Y pasaron tres años. Uno de nuestros juegos era recoger con la abuelita Magdalena los huevos que ponían las gallinas en los nidales del corral, que distanciado de la casa se ubican en la misma plaza del pueblo. De repente suena el ruido de un avión y lo mismo mi hermano que yo, corrimos hacía la abuelita y nos tapamos bajo su delantal. La guerra había terminado, pero el terror quedó en nuestros infantiles recuerdos. Se había restablecido la línea aérea Madrid-Oporto que pasa por encima de Aldea del Obispo.    

            Siento, dirigiéndome a Saramago, no hablar correctamente el portugués aunque de oídas, aprendí  bastantes cuentos portugueses que me contaba el abuelito Fermín, pues estamos en la misma frontera.

¡Qué suerte tuve de conocerle! Y escucharlo.

Entre los firmantes, la representante de México me emociona  «Gracias Celina por  estar aquí».

             Quedan para siempre en mis recuerdos , la angustia de mi mamá que el niño de dos años no está en casa, preguntando a través de los patios vecinos si está allí Juan Luis y recuerdo después del bombardeo, que en brazos lo trae Frasquito corriendo. El día que hemos ido a llevarle la comida a mi papá y ya no está en la hamaca en aquel convento y al volver a casa y cerrar la puerta, mamá cae desplomada al suelo entre nosotros dos. Ahora comprenderá por qué me ha costado tanto escribirlo.

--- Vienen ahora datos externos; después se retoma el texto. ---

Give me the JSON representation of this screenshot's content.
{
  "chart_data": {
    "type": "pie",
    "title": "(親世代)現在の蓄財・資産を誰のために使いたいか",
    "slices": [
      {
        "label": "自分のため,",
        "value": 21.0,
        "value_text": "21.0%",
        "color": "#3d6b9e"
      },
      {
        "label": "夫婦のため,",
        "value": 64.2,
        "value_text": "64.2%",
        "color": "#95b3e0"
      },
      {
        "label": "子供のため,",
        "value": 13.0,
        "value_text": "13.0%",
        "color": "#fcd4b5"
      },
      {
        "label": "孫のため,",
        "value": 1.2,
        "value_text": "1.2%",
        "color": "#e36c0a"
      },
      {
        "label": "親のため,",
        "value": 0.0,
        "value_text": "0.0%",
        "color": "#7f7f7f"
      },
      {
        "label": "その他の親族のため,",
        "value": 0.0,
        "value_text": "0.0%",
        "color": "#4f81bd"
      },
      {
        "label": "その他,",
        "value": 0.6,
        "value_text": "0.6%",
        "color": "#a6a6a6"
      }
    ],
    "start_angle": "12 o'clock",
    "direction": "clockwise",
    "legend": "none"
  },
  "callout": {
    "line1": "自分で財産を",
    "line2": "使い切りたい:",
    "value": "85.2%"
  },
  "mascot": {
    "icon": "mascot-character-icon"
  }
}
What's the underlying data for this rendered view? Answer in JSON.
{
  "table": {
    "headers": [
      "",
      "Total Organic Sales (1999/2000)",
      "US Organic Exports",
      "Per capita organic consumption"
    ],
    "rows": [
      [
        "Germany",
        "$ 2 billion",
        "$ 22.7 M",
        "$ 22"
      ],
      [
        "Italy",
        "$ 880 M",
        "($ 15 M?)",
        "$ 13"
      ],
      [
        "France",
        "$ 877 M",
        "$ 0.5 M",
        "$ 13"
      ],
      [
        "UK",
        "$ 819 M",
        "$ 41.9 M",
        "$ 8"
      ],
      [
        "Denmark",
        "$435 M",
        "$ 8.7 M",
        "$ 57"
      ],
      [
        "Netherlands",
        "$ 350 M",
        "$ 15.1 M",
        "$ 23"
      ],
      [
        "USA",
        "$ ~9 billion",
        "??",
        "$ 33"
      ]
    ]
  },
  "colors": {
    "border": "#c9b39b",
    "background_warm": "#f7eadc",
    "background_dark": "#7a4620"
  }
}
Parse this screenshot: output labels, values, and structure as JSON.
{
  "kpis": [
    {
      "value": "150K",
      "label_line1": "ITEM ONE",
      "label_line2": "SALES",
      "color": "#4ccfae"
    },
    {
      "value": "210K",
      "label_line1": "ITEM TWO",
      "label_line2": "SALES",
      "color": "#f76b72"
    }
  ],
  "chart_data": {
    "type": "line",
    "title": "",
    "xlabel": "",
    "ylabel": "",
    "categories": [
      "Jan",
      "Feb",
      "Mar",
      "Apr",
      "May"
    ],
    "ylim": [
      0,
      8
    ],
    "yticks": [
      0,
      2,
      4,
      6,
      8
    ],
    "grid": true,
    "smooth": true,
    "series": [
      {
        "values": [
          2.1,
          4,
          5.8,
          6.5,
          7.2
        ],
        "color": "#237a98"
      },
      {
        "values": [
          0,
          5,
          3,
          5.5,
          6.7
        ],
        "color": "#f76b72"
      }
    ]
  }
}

Tarde, pero lo he obedecido.

Para mi admirado  José Saramago.

Madrid, 15/07/2017

Por Milagros Celia Muñoz Marcos, Celina. La carcel de Salamanca

Salamanca capital
Miércoles, 5 de diciembre de 2018

CÁRCEL DE SALAMANCA

            Tengo siete años cuando voy con mi tía Patrocinio a llevar a la cárcel de Salamanca comida caliente a mi tío Raimundo. Desde la explanada de Mirat que a mí me parecía enorme, le daba con el pañuelo en la mano despidiéndome y el estaba detrás del cristal de una ventana. Recuerdo de ir a verlo y estar mucha gente de un lado de los barrotes y el salía con más hombres y llegaba a otros barrotes porque recuerdo que no le podía dar un beso. La explicación que me dieron en casa porqué estaba en la cárcel fue que estaba enseñando a leer y escribir a los  reclusos y en aquel momento lo creí. Pero puede salir a la puerta y me afirman rotundas: «Es que los presos se escapan». Y lo acepto. Pero por poco tiempo.   Las pocas salidas que mis tías, Carmen, esposa de Raimundo y Patrocinio, eran a casas de familias que tenían familiares en cárceles y yo veía que lloraban. Íbamos a casa de Don Juan Francisco, Inspector de Maestros, destituido; le mataron a un hijo. En la calle de Ramos del Manzano visitábamos a Pilar Prieto Briones, hija del  Inspector de Veterinarios;  más tarde supe que  fusilaron a un hermano muy joven. A casa de Doña Ramona, esposa de Don Dionisio, que tenía dos niños con quien yo jugaba y vivían en una casita adosada a la casa de protestantes, esquina al Paseo de Canalejas, a la que entrabamos por una puerta pequeña que estaba  sobre las vías del tren, pasando un puente. Supe con los años que a D. Dionisio le habían condenado a la pena de muerte. Y muchos días bajamos a ver a la señora Isabel, viuda de Hipólito Froufe, madre de  varios hijos que estaban  en las cárceles. Venían con frecuencia a casa las hermanas Escolar, Tere y Mary, y mi tía Carmen les daba una tableta de chocolate para los paquetes de comida que enviaban por correo a las cárceles. Como mi tío Raimundo enseñaba a leer y escribir a presos analfabetos y, buenos compañeros, correspondían con él haciendo preciosos juguetes para mí; eran unos verdaderos artistas. Lo que se me ha quedado grabado es que después de salir Raimundo de la cárcel, creo que el día de Viernes Santo, iba con él a la Iglesia de las Bernardas y esperábamos en la explanada  de Mirat  la procesión que formaban los nazarenos vestidos con capuchones portando cirios, porque ese día sacaban de la Cárcel de Salamanca a un preso.